Trade grows in early 2026
Sultanov analyzed foreign trade data for the first two months of 2026. Total trade reached $21.7 billion, up 11.3% from a year earlier.
Exports rose to $12 billion, also up 11.3%, while imports totaled $9.6 billion, an increase of 11.4%.
Key export categories posted strong gains:
- Metals rose 48% to $2.6 billion.
- Agricultural products increased 41% to $715 million.
- Food products climbed 45% to $672.5 million.
Shifting export markets
Italy — a major destination for Kazakh oil — declined in importance, with trade falling from $2.9 billion to $2.2 billion and its share dropping from 27% to 18%. Meanwhile, China’s share grew 16% to $1.9 billion.
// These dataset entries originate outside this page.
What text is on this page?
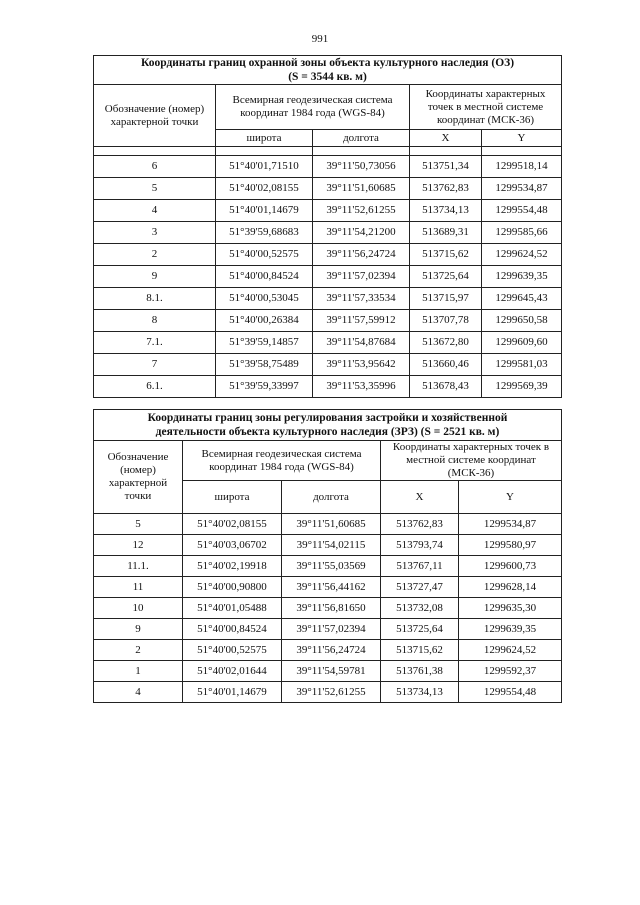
991
Координаты границ охранной зоны объекта культурного наследия (ОЗ)
(S = 3544 кв. м)				
Обозначение (номер) характерной точки	Всемирная геодезическая система координат 1984 года (WGS-84)		Координаты характерных точек в местной системе координат (МСК-36)	
	широта	долгота	X	Y

6	51°40'01,71510	39°11'50,73056	513751,34	1299518,14
5	51°40'02,08155	39°11'51,60685	513762,83	1299534,87
4	51°40'01,14679	39°11'52,61255	513734,13	1299554,48
3	51°39'59,68683	39°11'54,21200	513689,31	1299585,66
2	51°40'00,52575	39°11'56,24724	513715,62	1299624,52
9	51°40'00,84524	39°11'57,02394	513725,64	1299639,35
8.1.	51°40'00,53045	39°11'57,33534	513715,97	1299645,43
8	51°40'00,26384	39°11'57,59912	513707,78	1299650,58
7.1.	51°39'59,14857	39°11'54,87684	513672,80	1299609,60
7	51°39'58,75489	39°11'53,95642	513660,46	1299581,03
6.1.	51°39'59,33997	39°11'53,35996	513678,43	1299569,39
Координаты границ зоны регулирования застройки и хозяйственной
деятельности объекта культурного наследия (ЗРЗ) (S = 2521 кв. м)				
Обозначение (номер) характерной точки	Всемирная геодезическая система координат 1984 года (WGS-84)		Координаты характерных точек в местной системе координат (МСК-36)	
	широта	долгота	X	Y
5	51°40'02,08155	39°11'51,60685	513762,83	1299534,87
12	51°40'03,06702	39°11'54,02115	513793,74	1299580,97
11.1.	51°40'02,19918	39°11'55,03569	513767,11	1299600,73
11	51°40'00,90800	39°11'56,44162	513727,47	1299628,14
10	51°40'01,05488	39°11'56,81650	513732,08	1299635,30
9	51°40'00,84524	39°11'57,02394	513725,64	1299639,35
2	51°40'00,52575	39°11'56,24724	513715,62	1299624,52
1	51°40'02,01644	39°11'54,59781	513761,38	1299592,37
4	51°40'01,14679	39°11'52,61255	513734,13	1299554,48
Shipments to several European markets surged:
- Netherlands: up 65% to $930 million.
- Turkey: up 66% to $916 million.
- France: up 80% to $826 million.
Import growth led by energy and technology
Imports rose 11.4% year over year. Notable increases included:
- Electric generators: up 8.5 times to $340.5 million.
- Natural gas: up 82.2% to $218.3 million.
- Smartphones: up 32% to $278 million.
China and Russia remain Kazakhstan’s largest import partners. Imports from both countries increased from $2.4 billion to about $3 billion each, with their shares rising from 28% to 31%. Together, they account for more than 60% of total imports.